Electronic mail (e-mail) and other types of electronic messages are becoming extremely popular. Business users increasingly rely on electronic messages to share ideas, transmit documents, schedule meetings, and perform a multitude of other everyday tasks.
These tasks may be accomplished by a variety of software programs. For example, e-mail programs facilitate the transmission of messages between users. Messaging-enabled scheduling programs allow users to request and schedule meetings and appointments via electronic messages. Computer programs known as desktop information managers attempt to coordinate the growing stream of electronic communications by incorporating e-mail, a calendar, task management, contact management, notes, and journal features into a single application program.
The increased reliance on electronic messaging has resulted in a great increase in the number of electronic messages a user sends and receives daily. Users who send and receive a large number of e-mail messages would like an effective way to process their e-mail without spending a lot of time sorting through their inbox, deleting, filing, forwarding, and responding to their messages.
In general, this type of processing may be performed by rules or commands that automatically execute specific tasks when user-provided criteria are met. For example, a user may want to file all e-mail from a certain user or regarding a certain subject in a specific folder. In the prior art, this type of function was provided by a programming-type scripting language that was used to specify events and to designate actions for events that meet those conditions. Because it relies on a cryptic, programming-type language, this approach is not very user-friendly.

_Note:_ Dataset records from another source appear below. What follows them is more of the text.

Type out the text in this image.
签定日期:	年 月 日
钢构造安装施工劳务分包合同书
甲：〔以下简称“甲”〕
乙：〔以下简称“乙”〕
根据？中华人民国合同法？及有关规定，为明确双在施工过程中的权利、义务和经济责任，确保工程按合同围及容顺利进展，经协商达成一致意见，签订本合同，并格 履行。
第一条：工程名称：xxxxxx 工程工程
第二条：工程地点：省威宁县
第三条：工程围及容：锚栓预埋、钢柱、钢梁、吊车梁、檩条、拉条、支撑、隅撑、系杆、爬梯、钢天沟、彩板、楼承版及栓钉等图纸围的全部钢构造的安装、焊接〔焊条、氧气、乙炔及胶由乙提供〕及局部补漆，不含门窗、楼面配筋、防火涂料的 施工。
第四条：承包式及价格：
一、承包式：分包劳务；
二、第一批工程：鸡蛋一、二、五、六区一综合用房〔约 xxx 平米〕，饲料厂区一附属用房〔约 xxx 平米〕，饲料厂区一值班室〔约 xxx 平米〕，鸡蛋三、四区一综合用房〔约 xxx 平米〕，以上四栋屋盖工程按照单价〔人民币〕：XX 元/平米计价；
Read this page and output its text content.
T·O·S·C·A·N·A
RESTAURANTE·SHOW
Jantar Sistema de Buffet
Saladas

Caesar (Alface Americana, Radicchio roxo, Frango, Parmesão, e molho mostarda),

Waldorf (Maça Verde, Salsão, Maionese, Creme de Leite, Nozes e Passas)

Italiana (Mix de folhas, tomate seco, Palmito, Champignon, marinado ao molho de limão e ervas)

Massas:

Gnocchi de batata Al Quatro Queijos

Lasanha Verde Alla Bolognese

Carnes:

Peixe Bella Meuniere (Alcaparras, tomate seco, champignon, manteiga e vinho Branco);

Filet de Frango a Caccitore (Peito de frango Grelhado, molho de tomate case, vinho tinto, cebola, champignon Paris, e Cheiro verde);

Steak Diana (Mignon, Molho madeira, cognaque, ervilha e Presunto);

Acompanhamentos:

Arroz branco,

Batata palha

A more recent prior art approach allows users to build rules by choosing predefined conditions and actions, which are presented via a simple graphical user interface. Although this approach employs a graphical user interface, it does not provide the user with a step-by-step guide through the rules creation process. In this approach, only the most common rules are exposed to the user, and there is very little customization allowed.
Therefore, there is a need in the art for an improved method for creating and editing rules for processing electronic messages. This method should provide an improved user interface for creating and editing rules for handling electronic messages. In addition to an improved user interface, the system should allow rules to be applied at the desktop or at the server or at both, in order to process electronic messages in the most efficient manner.